Thermoelastic fracturing and buoyancy-driven convection: Surprising sources of longevity for EGS circulation

TL;DR

This study uses numerical simulations to explore how thermoelastic fractures and buoyancy-driven convection influence the long-term thermal performance of EGS systems, highlighting the benefits of passive inflow control.

Contribution

It reveals the dual effects of thermoelastic fractures on flow and longevity, and demonstrates how passive inflow control enhances EGS sustainability.

Findings

Passive inflow control improves flow uniformity.

Buoyancy-driven circulation enhances thermal longevity.

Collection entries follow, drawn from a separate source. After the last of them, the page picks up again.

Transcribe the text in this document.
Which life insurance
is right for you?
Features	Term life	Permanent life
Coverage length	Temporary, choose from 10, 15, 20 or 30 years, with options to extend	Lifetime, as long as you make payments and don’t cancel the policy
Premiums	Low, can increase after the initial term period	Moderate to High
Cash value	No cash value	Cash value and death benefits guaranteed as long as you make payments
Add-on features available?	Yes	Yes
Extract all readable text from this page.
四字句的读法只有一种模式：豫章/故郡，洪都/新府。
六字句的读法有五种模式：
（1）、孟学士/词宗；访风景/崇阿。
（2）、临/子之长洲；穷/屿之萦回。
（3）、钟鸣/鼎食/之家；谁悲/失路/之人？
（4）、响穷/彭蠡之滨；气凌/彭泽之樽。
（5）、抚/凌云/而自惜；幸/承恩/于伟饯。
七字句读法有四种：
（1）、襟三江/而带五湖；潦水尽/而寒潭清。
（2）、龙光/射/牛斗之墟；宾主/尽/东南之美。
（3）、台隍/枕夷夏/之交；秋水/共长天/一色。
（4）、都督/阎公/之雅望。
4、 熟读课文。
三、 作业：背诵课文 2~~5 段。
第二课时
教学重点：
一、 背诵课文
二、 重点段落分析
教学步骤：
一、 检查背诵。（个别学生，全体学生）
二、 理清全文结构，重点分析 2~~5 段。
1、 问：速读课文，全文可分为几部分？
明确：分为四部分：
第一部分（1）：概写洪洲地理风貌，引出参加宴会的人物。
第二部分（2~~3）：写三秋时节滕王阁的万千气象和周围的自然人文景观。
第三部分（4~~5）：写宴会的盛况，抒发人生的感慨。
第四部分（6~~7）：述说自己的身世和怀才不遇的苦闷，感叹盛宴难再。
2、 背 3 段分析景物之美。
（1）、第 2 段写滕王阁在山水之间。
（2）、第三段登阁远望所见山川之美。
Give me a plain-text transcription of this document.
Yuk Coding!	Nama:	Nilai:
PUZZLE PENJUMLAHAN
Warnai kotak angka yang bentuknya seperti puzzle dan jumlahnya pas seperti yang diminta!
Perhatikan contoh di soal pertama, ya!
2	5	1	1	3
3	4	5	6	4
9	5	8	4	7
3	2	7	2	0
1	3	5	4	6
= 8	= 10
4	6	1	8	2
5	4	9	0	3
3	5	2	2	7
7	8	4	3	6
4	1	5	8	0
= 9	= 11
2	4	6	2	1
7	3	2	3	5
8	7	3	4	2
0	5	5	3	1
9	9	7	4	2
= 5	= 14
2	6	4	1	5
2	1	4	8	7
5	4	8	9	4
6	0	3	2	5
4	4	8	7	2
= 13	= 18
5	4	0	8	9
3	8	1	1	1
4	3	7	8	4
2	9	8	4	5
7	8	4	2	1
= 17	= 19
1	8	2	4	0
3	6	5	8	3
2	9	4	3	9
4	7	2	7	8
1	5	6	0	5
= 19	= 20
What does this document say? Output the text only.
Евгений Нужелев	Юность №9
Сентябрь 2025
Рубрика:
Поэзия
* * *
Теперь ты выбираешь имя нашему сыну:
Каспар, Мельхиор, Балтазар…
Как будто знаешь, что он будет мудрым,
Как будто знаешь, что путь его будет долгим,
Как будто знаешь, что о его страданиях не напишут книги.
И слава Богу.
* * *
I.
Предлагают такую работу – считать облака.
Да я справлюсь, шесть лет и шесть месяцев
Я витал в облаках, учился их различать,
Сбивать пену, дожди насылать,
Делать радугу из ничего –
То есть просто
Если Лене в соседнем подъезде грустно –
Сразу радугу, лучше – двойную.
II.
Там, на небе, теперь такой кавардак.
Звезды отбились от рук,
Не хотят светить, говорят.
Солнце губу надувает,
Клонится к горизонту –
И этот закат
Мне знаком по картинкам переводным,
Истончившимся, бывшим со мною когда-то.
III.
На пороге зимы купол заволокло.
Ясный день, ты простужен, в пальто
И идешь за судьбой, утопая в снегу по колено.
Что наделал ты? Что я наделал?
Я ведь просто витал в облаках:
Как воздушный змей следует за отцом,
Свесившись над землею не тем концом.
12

EGS can sustain 8-10 MWe for over 30 years with proper design.

Abstract

To maximize value from an EGS system, engineers need to optimize flow rate, well spacing, and well configuration. Numerical simulations yield interesting and surprising results regarding the effect of coupled processes on long term thermal performance. Thermoelastic fracture opening and propagation can have a significant negative effect on the uniformity of flow. On the other hand, interactions between fracture opening and buoyancy driven fluid circulation cause downward fracture propagation during long-term circulation that greatly improves the thermal longevity of the system. Passive inflow control design can significantly mitigate the negative effect of thermoelastic fracture opening on flow uniformity, while maintaining the positive effects of thermoelastic fracture opening and propagation on flow rate and thermal longevity. Overall, simulations suggest that an EGS doublet with 8000 ft laterals at 475' F, using inflow control at the production well, could sustain electricity generation rates of 8 to 10 MWe for more than 30 years. Without inflow control, 6 to 8 MWe over 30 years is possible; however, there is greater risk of uncontrolled thermal breakthrough.